Amanhã, sim, ou melhor, depois de amanhã. Hoje não! Hoje não
quero.Quando o depois de amanhã se tornar hoje, então vou
querer. Ou talvez não.
Hoje estou cansado como o boi molenga que puxou o arado, ou
como o cachorro latindo na madrugada fria. Hoje não faço nada,
mas amanhã farei planos para depois de amanhã. Amanhã farei
planos para depois de amanhã plantar uma árvore, ou escrever
um soneto. Eu gosto de poesias, eu tenho vontade de escrever
poesias, mas hoje não. O teclado de meu computador olha para
mim e escreve: depois de amanhã.
Tenho vontade de pular e rir gargalhadas ocas e sem graças
como o palhaço do circo. Rir querendo chorar. Rir da própria
alma como se não tivesse alma. Mas hoje não!
Arrumo ferramentas para trabalhar, ferir a madeira e retirar dela
um pescador, ou uma Nossa Senhora Aparecida, ou um grão de
café. Hoje não, quem sabe depois de amanhã.
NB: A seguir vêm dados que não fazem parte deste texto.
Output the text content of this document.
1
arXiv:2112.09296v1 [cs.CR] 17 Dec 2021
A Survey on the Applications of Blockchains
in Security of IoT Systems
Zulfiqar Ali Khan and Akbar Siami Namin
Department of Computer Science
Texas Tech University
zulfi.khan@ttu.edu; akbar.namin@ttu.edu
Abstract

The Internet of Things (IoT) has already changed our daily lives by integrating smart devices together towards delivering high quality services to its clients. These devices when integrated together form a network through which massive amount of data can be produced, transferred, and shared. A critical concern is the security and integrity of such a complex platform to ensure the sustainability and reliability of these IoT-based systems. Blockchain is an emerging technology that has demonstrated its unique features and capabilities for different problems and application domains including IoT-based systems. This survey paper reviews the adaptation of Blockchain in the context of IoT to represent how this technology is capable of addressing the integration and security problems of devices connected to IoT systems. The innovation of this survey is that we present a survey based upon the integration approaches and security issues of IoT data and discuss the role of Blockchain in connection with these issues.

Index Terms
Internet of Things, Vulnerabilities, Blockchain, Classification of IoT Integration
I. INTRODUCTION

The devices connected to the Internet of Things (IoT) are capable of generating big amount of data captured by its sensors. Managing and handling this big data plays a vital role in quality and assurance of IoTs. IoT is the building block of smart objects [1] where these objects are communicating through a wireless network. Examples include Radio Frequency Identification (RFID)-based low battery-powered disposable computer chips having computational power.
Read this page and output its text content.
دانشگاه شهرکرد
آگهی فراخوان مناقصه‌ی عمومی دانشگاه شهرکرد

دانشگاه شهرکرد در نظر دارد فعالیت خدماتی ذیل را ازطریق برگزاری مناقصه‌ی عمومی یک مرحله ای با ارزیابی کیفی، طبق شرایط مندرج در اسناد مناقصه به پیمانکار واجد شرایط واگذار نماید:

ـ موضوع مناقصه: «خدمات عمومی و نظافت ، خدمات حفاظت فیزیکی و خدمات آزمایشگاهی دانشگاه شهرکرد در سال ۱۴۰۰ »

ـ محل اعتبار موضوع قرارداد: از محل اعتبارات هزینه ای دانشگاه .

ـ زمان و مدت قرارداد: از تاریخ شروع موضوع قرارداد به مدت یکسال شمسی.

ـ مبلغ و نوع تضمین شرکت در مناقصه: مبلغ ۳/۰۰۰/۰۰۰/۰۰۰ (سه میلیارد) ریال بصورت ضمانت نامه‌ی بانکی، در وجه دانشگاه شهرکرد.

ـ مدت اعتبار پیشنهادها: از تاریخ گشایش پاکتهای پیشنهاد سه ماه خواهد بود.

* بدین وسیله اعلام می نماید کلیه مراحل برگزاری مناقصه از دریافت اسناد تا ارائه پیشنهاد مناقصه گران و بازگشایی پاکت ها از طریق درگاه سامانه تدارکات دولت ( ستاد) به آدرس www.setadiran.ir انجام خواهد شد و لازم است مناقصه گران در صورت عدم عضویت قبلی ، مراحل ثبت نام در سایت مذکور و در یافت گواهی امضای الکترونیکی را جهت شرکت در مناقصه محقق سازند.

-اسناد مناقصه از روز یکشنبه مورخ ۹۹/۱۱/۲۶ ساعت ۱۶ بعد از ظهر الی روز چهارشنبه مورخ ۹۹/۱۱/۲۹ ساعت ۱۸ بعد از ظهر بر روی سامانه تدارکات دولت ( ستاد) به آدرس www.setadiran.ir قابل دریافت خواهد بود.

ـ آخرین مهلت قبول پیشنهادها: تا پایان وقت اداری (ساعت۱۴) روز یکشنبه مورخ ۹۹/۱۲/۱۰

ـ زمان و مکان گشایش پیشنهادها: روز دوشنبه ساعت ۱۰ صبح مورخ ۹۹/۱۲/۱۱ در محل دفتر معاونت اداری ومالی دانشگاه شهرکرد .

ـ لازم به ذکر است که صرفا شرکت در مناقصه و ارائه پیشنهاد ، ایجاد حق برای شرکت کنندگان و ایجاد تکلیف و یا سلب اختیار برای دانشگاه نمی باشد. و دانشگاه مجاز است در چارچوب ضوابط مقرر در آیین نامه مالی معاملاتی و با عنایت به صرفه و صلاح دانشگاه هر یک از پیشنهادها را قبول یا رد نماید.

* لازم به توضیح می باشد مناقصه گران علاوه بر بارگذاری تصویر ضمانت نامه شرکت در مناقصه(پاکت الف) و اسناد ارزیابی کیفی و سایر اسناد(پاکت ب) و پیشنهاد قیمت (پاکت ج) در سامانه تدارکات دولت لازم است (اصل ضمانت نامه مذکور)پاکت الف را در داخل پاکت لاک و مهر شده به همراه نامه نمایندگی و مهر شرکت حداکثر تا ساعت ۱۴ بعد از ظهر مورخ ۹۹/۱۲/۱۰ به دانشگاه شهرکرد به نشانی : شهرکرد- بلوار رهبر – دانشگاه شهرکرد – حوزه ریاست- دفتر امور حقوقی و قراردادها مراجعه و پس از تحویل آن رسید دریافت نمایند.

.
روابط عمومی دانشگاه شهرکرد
Amanhã farei
planos.
Da estante cheia de livros a menina de Zusak me atrai, com a
mão cheia de livros, mas eu não a atendo, não quero ver a
história dos livros roubados, hoje não.
Fecho os olhos, mornamente, para sonhar, mas o sonho que vem
é de depois de amanhã. Hoje não sonho, e eu fico a olhar o teto
branco, o mesmo que verei, de novo, depois de amanhã.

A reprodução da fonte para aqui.